Julian West is shocked at what he calls "such an extension of the functions of government." Dr. Leete counters that protecting people from their enemies, which are "hunger, cold, and nakedness," has always been the function of government. He argues that governments of the past, which sent men off to war and death, were the ones overreaching. Julian claims that government corruption would prevent people in his day from entrusting government officials with such responsibilities. The doctor claims "the conditions of human life have changed, and with them the motives of human action." As a result, in the new social system officials have no means of profiting individually, so the motivations for corruption have evaporated. He says Julian will understand this better as he becomes more familiar with people of this new time.

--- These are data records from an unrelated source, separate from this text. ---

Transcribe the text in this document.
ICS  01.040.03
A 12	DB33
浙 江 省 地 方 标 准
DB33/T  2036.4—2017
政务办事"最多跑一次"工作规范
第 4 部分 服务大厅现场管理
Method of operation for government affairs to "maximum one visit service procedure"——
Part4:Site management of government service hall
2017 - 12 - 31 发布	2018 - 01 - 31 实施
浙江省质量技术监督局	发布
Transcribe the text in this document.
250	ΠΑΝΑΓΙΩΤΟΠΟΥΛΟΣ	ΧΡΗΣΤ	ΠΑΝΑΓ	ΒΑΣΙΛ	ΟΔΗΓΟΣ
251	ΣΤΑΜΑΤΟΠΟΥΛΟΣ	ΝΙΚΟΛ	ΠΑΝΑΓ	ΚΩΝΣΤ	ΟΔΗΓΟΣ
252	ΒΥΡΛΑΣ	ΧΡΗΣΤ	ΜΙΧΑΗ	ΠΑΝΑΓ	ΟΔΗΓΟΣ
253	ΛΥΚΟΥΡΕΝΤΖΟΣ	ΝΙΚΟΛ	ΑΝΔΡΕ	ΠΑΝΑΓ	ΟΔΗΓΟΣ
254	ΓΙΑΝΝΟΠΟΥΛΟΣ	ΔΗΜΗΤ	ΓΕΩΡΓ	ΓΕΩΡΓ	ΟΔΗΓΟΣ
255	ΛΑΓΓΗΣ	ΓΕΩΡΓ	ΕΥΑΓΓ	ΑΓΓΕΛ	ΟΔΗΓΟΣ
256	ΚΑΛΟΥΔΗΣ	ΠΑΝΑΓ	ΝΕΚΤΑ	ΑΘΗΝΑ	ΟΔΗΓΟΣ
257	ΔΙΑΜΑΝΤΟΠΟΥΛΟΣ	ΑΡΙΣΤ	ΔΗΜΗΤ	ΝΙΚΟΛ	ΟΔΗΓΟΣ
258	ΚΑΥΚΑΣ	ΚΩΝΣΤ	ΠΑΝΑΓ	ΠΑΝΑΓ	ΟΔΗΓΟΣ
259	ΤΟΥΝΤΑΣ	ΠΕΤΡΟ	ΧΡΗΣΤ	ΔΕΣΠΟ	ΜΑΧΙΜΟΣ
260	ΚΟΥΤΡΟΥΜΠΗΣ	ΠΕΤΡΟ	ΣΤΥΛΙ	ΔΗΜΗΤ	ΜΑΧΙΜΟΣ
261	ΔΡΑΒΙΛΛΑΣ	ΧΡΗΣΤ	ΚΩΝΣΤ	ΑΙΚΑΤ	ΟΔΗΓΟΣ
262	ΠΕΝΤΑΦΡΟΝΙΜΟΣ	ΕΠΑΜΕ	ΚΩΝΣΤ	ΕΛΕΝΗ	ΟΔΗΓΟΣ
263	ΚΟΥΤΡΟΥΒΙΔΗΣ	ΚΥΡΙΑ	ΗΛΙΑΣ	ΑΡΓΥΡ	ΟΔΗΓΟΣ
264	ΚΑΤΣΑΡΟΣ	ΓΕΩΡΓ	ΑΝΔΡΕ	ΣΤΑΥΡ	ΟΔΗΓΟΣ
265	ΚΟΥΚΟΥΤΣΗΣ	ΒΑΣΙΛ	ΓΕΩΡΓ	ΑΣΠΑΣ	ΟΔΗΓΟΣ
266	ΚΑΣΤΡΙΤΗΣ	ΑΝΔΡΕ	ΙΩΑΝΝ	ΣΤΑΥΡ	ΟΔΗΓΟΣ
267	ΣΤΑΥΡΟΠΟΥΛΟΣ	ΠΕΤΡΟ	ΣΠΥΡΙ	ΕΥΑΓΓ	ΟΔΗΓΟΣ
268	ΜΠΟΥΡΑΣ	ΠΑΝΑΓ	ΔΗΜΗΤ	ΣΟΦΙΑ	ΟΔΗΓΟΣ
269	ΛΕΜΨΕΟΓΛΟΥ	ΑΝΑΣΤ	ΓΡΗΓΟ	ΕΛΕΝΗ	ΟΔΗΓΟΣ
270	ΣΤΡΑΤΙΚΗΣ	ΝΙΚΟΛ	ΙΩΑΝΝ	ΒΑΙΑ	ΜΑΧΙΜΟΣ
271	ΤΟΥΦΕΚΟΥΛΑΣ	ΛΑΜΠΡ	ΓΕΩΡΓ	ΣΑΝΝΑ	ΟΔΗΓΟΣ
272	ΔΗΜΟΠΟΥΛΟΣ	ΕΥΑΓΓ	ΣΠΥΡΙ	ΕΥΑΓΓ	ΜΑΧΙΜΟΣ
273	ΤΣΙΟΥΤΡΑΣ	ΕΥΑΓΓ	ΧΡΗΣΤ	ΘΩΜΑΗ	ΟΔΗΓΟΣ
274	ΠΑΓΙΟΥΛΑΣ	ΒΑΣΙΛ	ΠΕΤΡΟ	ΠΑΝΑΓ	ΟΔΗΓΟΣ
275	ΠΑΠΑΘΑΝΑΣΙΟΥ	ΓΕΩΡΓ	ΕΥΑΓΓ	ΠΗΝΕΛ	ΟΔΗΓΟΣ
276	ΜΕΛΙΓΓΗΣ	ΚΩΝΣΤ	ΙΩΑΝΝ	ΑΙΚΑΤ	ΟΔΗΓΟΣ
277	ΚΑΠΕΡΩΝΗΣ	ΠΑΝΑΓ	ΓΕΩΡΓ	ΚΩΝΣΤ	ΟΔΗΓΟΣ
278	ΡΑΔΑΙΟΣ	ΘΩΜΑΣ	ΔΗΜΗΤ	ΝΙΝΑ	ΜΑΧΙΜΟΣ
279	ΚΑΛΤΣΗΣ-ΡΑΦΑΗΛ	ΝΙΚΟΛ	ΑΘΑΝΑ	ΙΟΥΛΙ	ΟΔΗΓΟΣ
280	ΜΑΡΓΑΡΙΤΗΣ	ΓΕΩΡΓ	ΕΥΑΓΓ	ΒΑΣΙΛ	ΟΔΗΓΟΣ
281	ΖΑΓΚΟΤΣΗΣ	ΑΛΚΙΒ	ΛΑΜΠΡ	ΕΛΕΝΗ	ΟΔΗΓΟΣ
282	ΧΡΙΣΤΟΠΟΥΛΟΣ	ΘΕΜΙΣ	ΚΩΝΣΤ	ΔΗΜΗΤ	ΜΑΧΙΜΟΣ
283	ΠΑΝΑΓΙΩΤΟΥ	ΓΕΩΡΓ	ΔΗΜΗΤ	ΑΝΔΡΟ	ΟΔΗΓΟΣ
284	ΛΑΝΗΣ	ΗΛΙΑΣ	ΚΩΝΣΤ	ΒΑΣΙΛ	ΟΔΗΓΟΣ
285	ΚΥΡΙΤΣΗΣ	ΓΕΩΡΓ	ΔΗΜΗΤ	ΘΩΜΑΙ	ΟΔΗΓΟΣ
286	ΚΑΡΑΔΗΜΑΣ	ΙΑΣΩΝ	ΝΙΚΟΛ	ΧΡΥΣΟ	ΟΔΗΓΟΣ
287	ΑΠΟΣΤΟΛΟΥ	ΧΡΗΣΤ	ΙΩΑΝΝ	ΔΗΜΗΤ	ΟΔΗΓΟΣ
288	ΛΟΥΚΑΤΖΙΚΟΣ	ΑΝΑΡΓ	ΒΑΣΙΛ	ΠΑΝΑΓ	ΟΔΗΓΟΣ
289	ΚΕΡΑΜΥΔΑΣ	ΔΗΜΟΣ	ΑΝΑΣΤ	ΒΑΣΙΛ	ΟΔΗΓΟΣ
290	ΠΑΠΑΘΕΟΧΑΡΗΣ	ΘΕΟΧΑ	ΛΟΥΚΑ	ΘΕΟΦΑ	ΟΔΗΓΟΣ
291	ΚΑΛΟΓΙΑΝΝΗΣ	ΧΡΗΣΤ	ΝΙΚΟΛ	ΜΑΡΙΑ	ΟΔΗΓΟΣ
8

Julian asks for more information about labor. Dr. Leete explains by comparing the national system of employment to the principle of universal military service of the 19th century. People see it as their duty to do their part and allow themselves to be "distributed according to the needs of industry." He says it is not viewed as compulsory but accepted as "natural and reasonable." In contrast to "workshops filled with children and old men" in the 19th century, working in the industrial army of the year 2000 begins at age 21, after a childhood of education, and ends at the age of 45. Workers are on call in cases of necessity until age 55, but the doctor says they are rarely called upon to assist.

Analysis

The author begins to provide some specifics about how the socialist government works. Every citizen is part of the national workforce, similar to how people had once been part of universal military service. This advanced society protects its workers by limiting their efforts to their prime years between 21 and 45. Citizens are sheltered in childhood from labor and prepared for work through a system of education. Workers also have a fixed period in which they can expect to dutifully provide their labor, knowing they will muster out at age 45. The author will provide further, almost exhaustive, details about this system of national employment in coming chapters.

Dr. Leete claims the new social system provides no motives for corruption in its government officials because there is no way officials could individually profit. With that motivation eradicated, corruption and greed also vanish. Readers will have to continue reading to learn the specific mechanisms of government that make this possible, but the author emphasizes that because the "conditions of human life have changed," differences in human motivations have also altered.

The language that Dr. Leete uses to describe the adoption of the new system of national employment is a reference to Enlightenment thinking about natural law. The natural law is the philosophical idea that there are universally accepted and recognizable truths that all people can identify through their reason and by observing the world around them. He appeals to logic repeatedly in the text, claiming the new social order is simply the natural next step, an obvious effect from the causes that came before.